Is looks like your performance is about normal going by the results on a test over at calomel.org
They do a nice job of explaining how they tested and even have results for HD and SSD
They show a w speed of 567MB/s for an array similar to mine, but with old 4TB drives that are 4 times slower than mine.
I should be getting around 2000 MB/s instead of 800 (with a metada vdev).
I tried to also test with bonnie++, but that’s not installed, and TrueNAS makes it very difficult to install this kind of software, they don’t recommend to use the CLI. Using it can break things and leave to unpredictable results from what I read.
Might I suggest that you test your network for the bottleneck. It could be a piece of hardware that you don’t suspect. At a minimum it would prove that the network is works as it should.
I would also power down, disconnect all drives, and boot from something like Ubuntu Live CD for the testing. Run something like iperf3 and you will likely have some solid reliable results. This takes TrueNASand your pool out of the picture. If you find the network speed, then it is TrueNAS troubleshooting time.
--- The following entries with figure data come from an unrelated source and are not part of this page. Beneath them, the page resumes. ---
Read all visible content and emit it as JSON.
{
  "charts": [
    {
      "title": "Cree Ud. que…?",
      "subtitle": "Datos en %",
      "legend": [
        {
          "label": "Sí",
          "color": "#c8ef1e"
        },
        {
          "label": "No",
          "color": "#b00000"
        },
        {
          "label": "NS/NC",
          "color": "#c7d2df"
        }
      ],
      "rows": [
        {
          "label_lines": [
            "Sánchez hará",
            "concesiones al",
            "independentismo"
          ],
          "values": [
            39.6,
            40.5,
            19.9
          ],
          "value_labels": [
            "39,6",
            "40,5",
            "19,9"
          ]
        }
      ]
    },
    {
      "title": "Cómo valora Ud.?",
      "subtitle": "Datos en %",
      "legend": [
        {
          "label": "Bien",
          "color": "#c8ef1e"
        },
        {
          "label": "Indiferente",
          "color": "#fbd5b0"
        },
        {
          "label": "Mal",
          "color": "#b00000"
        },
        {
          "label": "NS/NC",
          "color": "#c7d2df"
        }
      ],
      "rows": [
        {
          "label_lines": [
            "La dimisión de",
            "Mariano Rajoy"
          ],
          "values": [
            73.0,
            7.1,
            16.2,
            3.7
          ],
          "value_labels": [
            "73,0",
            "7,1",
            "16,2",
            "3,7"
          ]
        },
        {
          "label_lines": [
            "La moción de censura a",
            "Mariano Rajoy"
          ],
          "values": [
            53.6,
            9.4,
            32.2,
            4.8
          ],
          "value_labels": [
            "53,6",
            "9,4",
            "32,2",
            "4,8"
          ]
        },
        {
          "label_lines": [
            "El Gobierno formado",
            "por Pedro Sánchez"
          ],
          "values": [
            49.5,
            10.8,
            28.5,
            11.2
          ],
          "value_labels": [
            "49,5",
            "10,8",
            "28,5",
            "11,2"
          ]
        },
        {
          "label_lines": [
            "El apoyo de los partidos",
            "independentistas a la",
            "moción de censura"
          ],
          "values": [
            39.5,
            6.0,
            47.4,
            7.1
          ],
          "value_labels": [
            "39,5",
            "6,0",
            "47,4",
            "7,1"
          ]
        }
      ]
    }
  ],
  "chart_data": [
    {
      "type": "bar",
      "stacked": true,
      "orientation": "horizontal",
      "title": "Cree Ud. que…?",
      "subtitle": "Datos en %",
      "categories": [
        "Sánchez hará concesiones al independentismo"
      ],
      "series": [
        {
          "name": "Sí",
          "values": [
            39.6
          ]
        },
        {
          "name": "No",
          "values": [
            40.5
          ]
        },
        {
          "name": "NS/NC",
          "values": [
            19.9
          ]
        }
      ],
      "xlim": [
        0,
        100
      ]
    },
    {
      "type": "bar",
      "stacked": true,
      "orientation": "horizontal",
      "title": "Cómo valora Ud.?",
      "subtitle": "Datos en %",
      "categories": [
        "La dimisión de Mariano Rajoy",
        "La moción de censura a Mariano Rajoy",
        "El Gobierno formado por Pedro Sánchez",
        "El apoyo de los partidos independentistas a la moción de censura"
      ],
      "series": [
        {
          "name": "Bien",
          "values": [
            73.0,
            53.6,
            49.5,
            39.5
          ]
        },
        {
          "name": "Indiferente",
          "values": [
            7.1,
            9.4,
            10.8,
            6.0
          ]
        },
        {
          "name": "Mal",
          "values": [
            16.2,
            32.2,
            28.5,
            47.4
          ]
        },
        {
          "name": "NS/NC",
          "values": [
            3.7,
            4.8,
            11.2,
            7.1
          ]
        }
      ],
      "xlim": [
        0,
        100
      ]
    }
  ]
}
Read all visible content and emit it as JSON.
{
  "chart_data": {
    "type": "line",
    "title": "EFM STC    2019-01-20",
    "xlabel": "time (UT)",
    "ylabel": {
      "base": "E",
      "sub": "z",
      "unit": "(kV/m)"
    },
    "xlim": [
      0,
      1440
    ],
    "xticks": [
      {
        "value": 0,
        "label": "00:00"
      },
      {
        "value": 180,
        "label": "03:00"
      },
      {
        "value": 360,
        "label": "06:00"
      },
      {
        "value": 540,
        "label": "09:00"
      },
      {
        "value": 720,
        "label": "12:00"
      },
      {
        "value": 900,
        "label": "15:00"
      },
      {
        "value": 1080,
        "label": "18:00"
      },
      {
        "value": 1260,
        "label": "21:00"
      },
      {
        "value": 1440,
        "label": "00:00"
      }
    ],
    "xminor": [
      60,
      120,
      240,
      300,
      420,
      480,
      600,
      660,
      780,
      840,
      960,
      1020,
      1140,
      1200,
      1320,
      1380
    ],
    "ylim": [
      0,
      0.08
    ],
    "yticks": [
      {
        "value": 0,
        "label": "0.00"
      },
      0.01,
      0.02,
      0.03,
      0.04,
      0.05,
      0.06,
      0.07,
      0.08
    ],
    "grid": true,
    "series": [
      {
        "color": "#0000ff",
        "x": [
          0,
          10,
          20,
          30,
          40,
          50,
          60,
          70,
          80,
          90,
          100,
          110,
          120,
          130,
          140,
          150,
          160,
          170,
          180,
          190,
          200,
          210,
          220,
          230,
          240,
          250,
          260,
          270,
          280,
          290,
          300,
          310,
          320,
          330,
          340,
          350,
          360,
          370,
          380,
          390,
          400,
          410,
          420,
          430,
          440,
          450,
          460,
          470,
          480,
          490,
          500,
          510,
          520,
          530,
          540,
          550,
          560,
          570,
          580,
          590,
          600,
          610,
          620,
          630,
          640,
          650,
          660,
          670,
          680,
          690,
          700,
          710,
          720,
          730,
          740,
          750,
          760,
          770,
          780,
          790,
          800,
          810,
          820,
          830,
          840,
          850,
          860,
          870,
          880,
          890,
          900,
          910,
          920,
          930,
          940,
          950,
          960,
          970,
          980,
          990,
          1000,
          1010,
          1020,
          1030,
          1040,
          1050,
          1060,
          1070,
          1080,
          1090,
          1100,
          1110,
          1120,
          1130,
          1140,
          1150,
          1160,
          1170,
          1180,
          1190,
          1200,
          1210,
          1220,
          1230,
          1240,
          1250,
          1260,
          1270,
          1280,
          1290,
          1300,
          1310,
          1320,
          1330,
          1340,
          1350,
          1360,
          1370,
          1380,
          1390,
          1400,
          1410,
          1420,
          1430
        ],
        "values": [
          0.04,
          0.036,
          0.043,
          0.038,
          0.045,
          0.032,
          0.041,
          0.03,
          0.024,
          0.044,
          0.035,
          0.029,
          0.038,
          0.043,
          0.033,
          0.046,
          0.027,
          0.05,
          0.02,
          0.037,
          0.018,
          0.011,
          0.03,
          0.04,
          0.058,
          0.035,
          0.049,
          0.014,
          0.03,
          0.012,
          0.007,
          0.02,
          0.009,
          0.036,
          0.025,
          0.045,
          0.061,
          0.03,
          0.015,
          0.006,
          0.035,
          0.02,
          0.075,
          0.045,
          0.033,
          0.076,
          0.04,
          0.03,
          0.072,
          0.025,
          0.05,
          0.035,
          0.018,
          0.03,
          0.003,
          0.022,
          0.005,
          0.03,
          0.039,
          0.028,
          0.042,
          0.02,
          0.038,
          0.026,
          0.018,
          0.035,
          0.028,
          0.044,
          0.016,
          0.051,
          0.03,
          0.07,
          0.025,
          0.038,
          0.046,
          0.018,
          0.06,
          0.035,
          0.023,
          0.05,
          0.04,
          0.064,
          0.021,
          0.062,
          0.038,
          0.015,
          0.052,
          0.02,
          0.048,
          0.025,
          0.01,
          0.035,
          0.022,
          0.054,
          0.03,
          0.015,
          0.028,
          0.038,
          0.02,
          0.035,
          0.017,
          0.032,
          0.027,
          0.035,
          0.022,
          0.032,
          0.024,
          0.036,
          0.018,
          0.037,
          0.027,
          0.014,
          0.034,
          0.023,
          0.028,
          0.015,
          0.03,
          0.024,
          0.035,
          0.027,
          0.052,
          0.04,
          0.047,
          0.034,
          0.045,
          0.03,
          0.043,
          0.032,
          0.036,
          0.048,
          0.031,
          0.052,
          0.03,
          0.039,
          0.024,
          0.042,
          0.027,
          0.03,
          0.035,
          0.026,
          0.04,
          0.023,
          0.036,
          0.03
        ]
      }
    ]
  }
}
I don’t think your pool is the bottleneck.
Are you running on bare metal or on top of a hypervisor?
Good hunting, hope you solve this problem and then post the results of your new significantly faster speed test.
Yes, you’re 100% right, the bottleneck is my ConnectX-4 card, which uses an outdated firmware 7 years old. I can’t even find a working WinOF-2 version that could update these cards.
Buying several ConnectX-5 cards might be the solution, but it’s too expensive at the moment. I’ll stick with 10G for the moment.
Still, it would be nice to at least make the 10G card work with TrueNAS, it does work at 10G on Windows.
I would not need to use a 100G switch just to get 10G speed!
It’s a ConnectX-2 card, any idea?
Does Debian Bookworm have the driver to make this work?
Why do I ask? I think outside the box all too often. My thought is, if you can get Bookworm (the version SCALE currently uses) then you can possibly install the driver yourself. What I do not know is if you would need to rebuild the kernel.
It is something you could look into. I built smartmontools 7.5 and installed it on my CORE and SCALE systems. I had to build it twice as these are different operating systems, but it was very easy. I did not need to rebuild the kernel.
I just received a new PCI → NMVE adapter, and using a 1TB Metadata VDEV plus some final tweaks, I am getting between 1 and 1.2GBs speed when copying a large 100GB file.
That’s far from the 3.5 array internal speed, but it’s not too shabby either.
I probably would get a bit less with the 10G card now even it it worked, so I’ll stick to the not yet optimized 100G one.
If I can optimize it further, I’ll post the results.
You’re right, it’s a bit much, but after testing, resilvering when reaching 80% capacity should take 3 days, which seems acceptable with 3 parity drives. Also, all my data is backup up on LTO tapes.
I tried first a dRAID3 pool more suitable to large arrays. But the overhead is too large, it’s like having 2 drives less.
About the VDEV, it’s what the GUI shows as:
Metadata VDEVs 1 x DISK | 1 wide | 953.87 GiB
I might add another SSD to mirror it.
I don’t know the controller firmware version. How do I check it?
Anyways, the fio test shows a 3693 MB/s write speed, coherent with 15x200, so the bottleneck is the network.
Important: the pool depends on the sVDEV to function, so if the sVDEV dies, your pool dies also. Take the same care with sVDEVs regarding redundancy and resilience as you did with the other VDEVs! Do not use crummy SSDs for the sVDEV unless you don’t care about pool life expectancy..
Special VDEV (sVDEV) Planning, Sizing, and Considerations
If that is a sVDEV, you better have good faith in your backups. Lose a sVDEV, lose the pool too.
I wouldn’t rely on a 18-wide VDEV either, in a home system a Z2 VDEV is likely redundant enough and having two, 9-wide Z2s would only cost you one drive’s worth of space but double IOPS. Add two more drives and you can have Z3s or more space.
As for the transfer speeds, I’d look into what is slowing the whole chain of stuff down, there is a weak link in there and it’s quite possible that the 18-wide array is part of that. Did you test your writes with random, incompressible data?
I’d pay special attention to network cards and hardware settings, especially if auto-nego is left on. I’ve had some unhappy results around some equipment like MikroTik and Intel cards in TrueNAS that I’m convinced can be traced back to MikroTik. It’s likely better to verify each link along the way and perma-set the speed, flow control, and duplex settings?